Меряя шагами свою холодную голую комнату, он чувствовал светлую радость и первый порыв. Он чувствовал, что теперь ясно видит цель в жизни. Он извлечет на поверхность и сделает видимым и понятным для многих другие, еще больше священные красоты, которые он сам открыл в этих рукописях из далекого прошлого. Но он не мог предугадать те драматические события, которые с ним произойдут, когда он наконец полностью посвятит себя исполнению мечты.

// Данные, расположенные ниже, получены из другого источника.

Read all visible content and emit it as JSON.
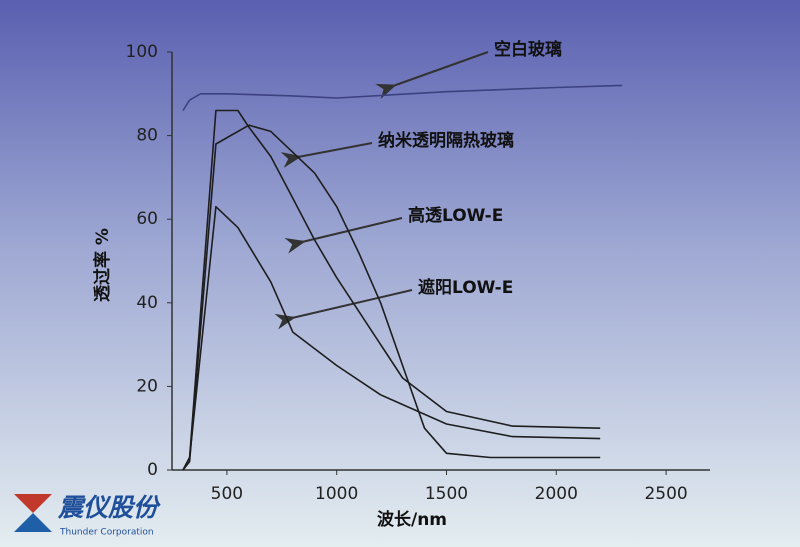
{
  "chart_data": {
    "type": "line",
    "x_label": "波长/nm",
    "y_label": "透过率 %",
    "xlim": [
      250,
      2700
    ],
    "ylim": [
      0,
      100
    ],
    "xticks": [
      500,
      1000,
      1500,
      2000,
      2500
    ],
    "yticks": [
      0,
      20,
      40,
      60,
      80,
      100
    ],
    "series": [
      {
        "name": "空白玻璃",
        "color": "#3c4180",
        "x": [
          300,
          330,
          380,
          500,
          800,
          1000,
          1500,
          2000,
          2300
        ],
        "values": [
          86,
          88.5,
          90,
          90,
          89.5,
          89,
          90.5,
          91.5,
          92
        ]
      },
      {
        "name": "纳米透明隔热玻璃",
        "color": "#1e1e1e",
        "x": [
          300,
          330,
          450,
          600,
          700,
          800,
          900,
          1000,
          1100,
          1200,
          1300,
          1400,
          1500,
          1700,
          2000,
          2200
        ],
        "values": [
          0,
          2,
          78,
          82.5,
          81,
          76,
          71,
          63,
          52,
          40,
          25,
          10,
          4,
          3,
          3,
          3
        ]
      },
      {
        "name": "高透LOW-E",
        "color": "#1e1e1e",
        "x": [
          300,
          330,
          450,
          550,
          600,
          700,
          800,
          900,
          1000,
          1100,
          1300,
          1500,
          1800,
          2200
        ],
        "values": [
          0,
          3,
          86,
          86,
          82,
          75,
          65,
          55,
          46,
          38,
          22,
          14,
          10.5,
          10
        ]
      },
      {
        "name": "遮阳LOW-E",
        "color": "#1e1e1e",
        "x": [
          300,
          330,
          450,
          550,
          700,
          800,
          900,
          1000,
          1200,
          1500,
          1800,
          2200
        ],
        "values": [
          0,
          3,
          63,
          58,
          45,
          33,
          29,
          25,
          18,
          11,
          8,
          7.5
        ]
      }
    ],
    "logo": {
      "name": "震仪股份",
      "subtitle": "Thunder Corporation"
    }
  }
}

И как он мог знать, что мировое пожарище с его неописуемыми массовыми ужасами должно было сыграть свою роль в исполнении его предназначения?
Темная луна уже взошла над его любимой Веной, когда он вернулся домой. Город песен и смеха почти утратил большую часть своего запоминающегося веселья. Грохот Вагнера переполнил прекрасный город Штрауса. Антисемиты, которые до этого скрывались в темноте, теперь не знали удержу и открыто торжествовали. Старые друзья стали новыми врагами. Каждая живая тварь чувствовала жало гитлеровского нацизма как прелюдию к инфекционной болезни, которая грозила принести в жертву большую часть восприимчивой молодежи Вены.
Даже в тот день, когда немецкие десантники оккупировали вечный город Рим, в 1943 году, вера итальянских граждан в сущую правильность того, что происходит, не исчезла. Даже когда они смотрели в лицо всей реальности собственной трагедии, присутствие захватчика в их Вечном городе воспринималось как нечто не более постоянное, чем время между одним солнечным днем и другим.